Thorpe chimed in once again. “My way of thinking is it’s not inevitable that we’re going to be successful when we wind up putting these transactions online,” he said. “I think what’s inevitable is that retail customers for generations have told us the same thing — that they hate the car-buying experience, they hate the F&I experience. They don’t like anything about the automotive industry.
“So I’m wondering if we’re sort of chasing a solution to a problem we haven’t fully defined,” he added.
Kathinokkula followed up with another question: “Is there really a risk, though?”
Thorpe said the risk lies in customers making up their minds to refuse the sale of any F&I products before they get to the dealership.

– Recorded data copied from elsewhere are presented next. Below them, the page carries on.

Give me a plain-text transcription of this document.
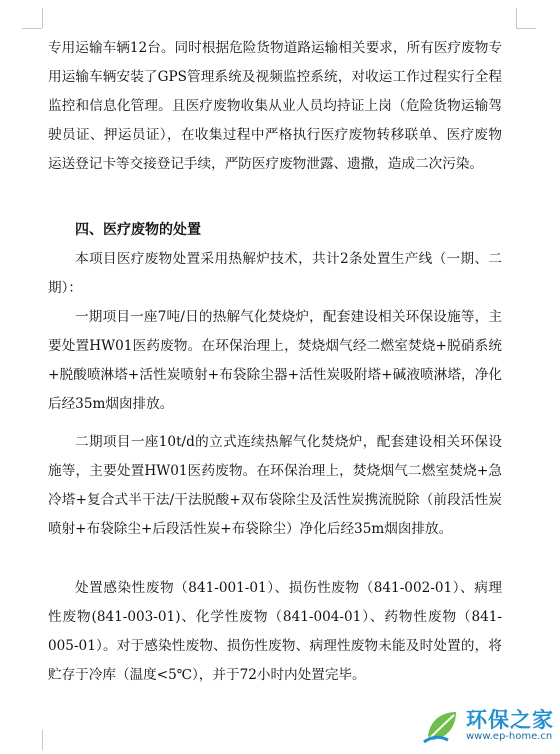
专用运输车辆12台。同时根据危险货物道路运输相关要求，所有医疗废物专用运输车辆安装了GPS管理系统及视频监控系统，对收运工作过程实行全程监控和信息化管理。且医疗废物收集从业人员均持证上岗（危险货物运输驾驶员证、押运员证），在收集过程中严格执行医疗废物转移联单、医疗废物运送登记卡等交接登记手续，严防医疗废物泄露、遗撒，造成二次污染。

四、医疗废物的处置

本项目医疗废物处置采用热解炉技术，共计2条处置生产线（一期、二期）：

一期项目一座7吨/日的热解气化焚烧炉，配套建设相关环保设施等，主要处置HW01医药废物。在环保治理上，焚烧烟气经二燃室焚烧+脱硝系统+脱酸喷淋塔+活性炭喷射+布袋除尘器+活性炭吸附塔+碱液喷淋塔，净化后经35m烟囱排放。

二期项目一座10t/d的立式连续热解气化焚烧炉，配套建设相关环保设施等，主要处置HW01医药废物。在环保治理上，焚烧烟气二燃室焚烧+急冷塔+复合式半干法/干法脱酸+双布袋除尘及活性炭携流脱除（前段活性炭喷射+布袋除尘+后段活性炭+布袋除尘）净化后经35m烟囱排放。

处置感染性废物（841-001-01）、损伤性废物（841-002-01）、病理性废物(841-003-01)、化学性废物（841-004-01）、药物性废物（841-005-01）。对于感染性废物、损伤性废物、病理性废物未能及时处置的，将贮存于冷库（温度<5℃），并于72小时内处置完毕。

环保之家
www.ep-home.cn
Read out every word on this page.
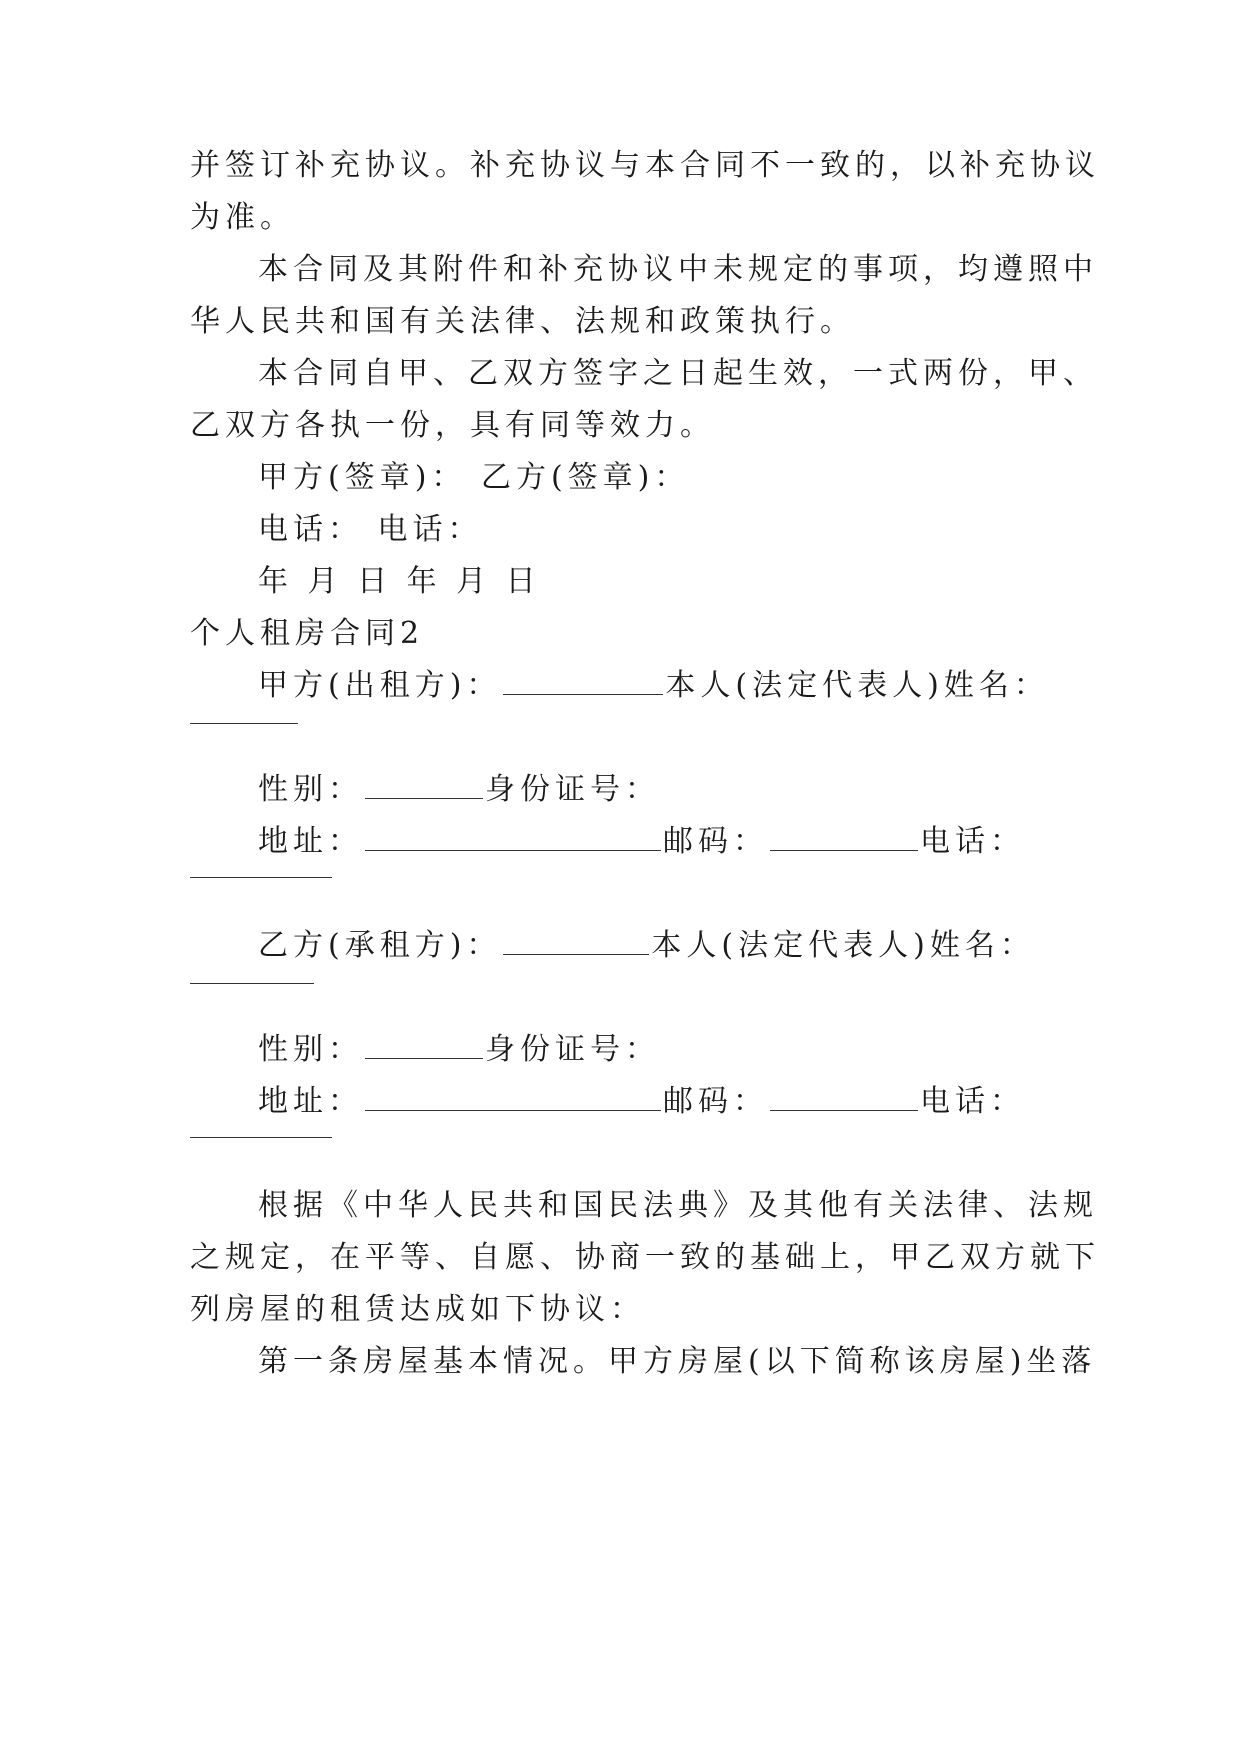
并签订补充协议。补充协议与本合同不一致的，以补充协议
为准。
本合同及其附件和补充协议中未规定的事项，均遵照中
华人民共和国有关法律、法规和政策执行。
本合同自甲、乙双方签字之日起生效，一式两份，甲、
乙双方各执一份，具有同等效力。
甲方(签章)： 乙方(签章)：
电话： 电话：
年 月 日 年 月 日
个人租房合同2
甲方(出租方)：	本人(法定代表人)姓名：
性别：	身份证号：
地址：	邮码：	电话：
乙方(承租方)：	本人(法定代表人)姓名：
性别：	身份证号：
地址：	邮码：	电话：
根据《中华人民共和国民法典》及其他有关法律、法规
之规定，在平等、自愿、协商一致的基础上，甲乙双方就下
列房屋的租赁达成如下协议：
第一条房屋基本情况。甲方房屋(以下简称该房屋)坐落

“And the customer says, ‘You know what? Thanks very much, but I did go online and I did look at everything, and I’ve decided I’m not interested in hearing about any of this,’” Thorpe said. “As a former business manager myself, I’m thinking about how do I overcome that objection.”
Gasman said keeping information about F&I products away from customers in a mobile world may be a futile effort, but for the customer, the decision will still come down to price. “Well, how are you gonna do that when you’ve got 75 different service contract options with terms and years, and deductibles, and disappearing deductibles, and levels of coverage?” Gasman asked. “Is it exclusionary? Is it stated value?

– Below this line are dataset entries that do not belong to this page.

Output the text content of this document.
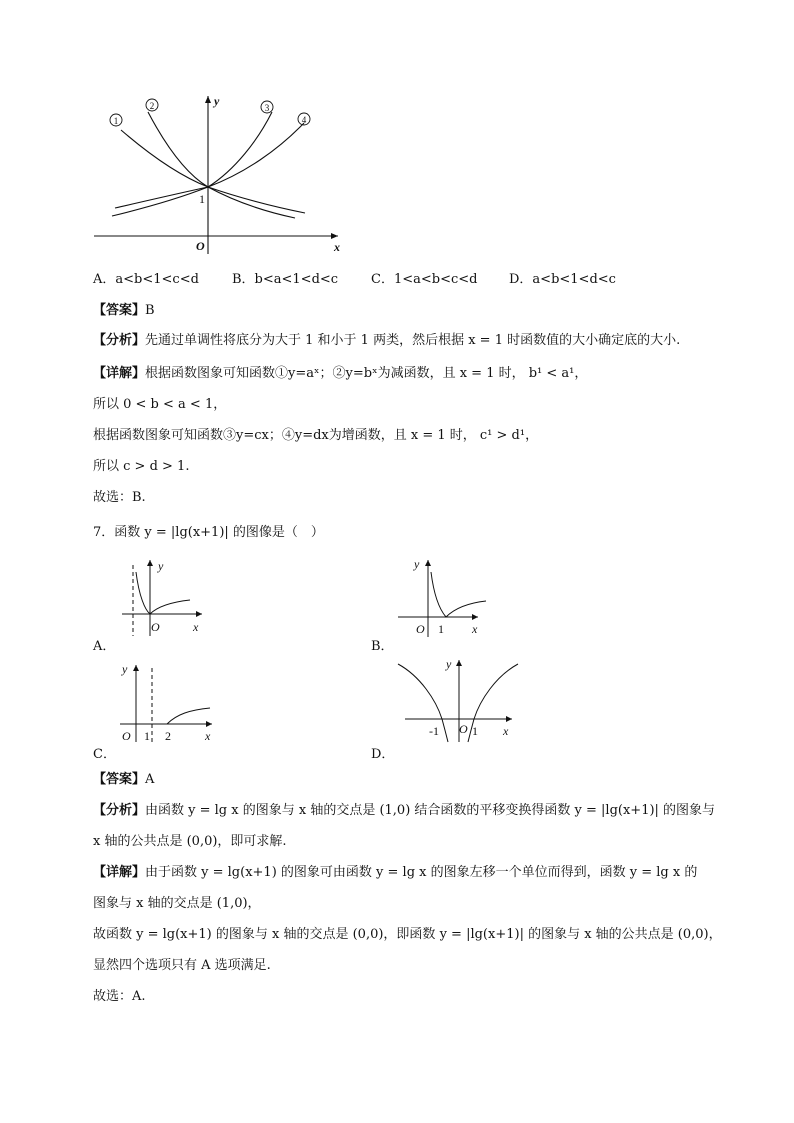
1
2	3
4
y
x
O
1
A．a<b<1<c<d	B．b<a<1<d<c	C．1<a<b<c<d D．a<b<1<d<c
【答案】B
【分析】先通过单调性将底分为大于 1 和小于 1 两类，然后根据 x = 1 时函数值的大小确定底的大小.
【详解】根据函数图象可知函数①y=aˣ；②y=bˣ为减函数，且 x = 1 时， b¹ < a¹，
所以 0 < b < a < 1，
根据函数图象可知函数③y=cx；④y=dx为增函数，且 x = 1 时， c¹ > d¹，
所以 c > d > 1.
故选：B.
7．函数 y = |lg(x+1)| 的图像是（　）
y
x
O
A．
y
x
O 1
B．
y
x
O 1 2
C．
y
x
O
-1	1
D．
【答案】A
【分析】由函数 y = lg x 的图象与 x 轴的交点是 (1,0) 结合函数的平移变换得函数 y = |lg(x+1)| 的图象与
x 轴的公共点是 (0,0)，即可求解.
【详解】由于函数 y = lg(x+1) 的图象可由函数 y = lg x 的图象左移一个单位而得到，函数 y = lg x 的
图象与 x 轴的交点是 (1,0)，
故函数 y = lg(x+1) 的图象与 x 轴的交点是 (0,0)，即函数 y = |lg(x+1)| 的图象与 x 轴的公共点是 (0,0)，
显然四个选项只有 A 选项满足.
故选：A.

“… And maybe it’s because I’m in Boulder, Colorado, and I work for a family-owned store that has been around for 60 years and has done business the right way,” he added. “But I do get a lot of people that come in and say, ‘Oh yeah, I want that service contract.’ Those are the 10 percenters. We’re talking about the people that come in and we go through our needs analysis and start having a conversation and they go, ‘Let me stop you right there. You’re gonna go over the warranty, aren’t you? Let me just save you some time. I’ve got a turkey in the oven and I’ve gotta go.’ The iPad isn’t gonna overcome that objection.”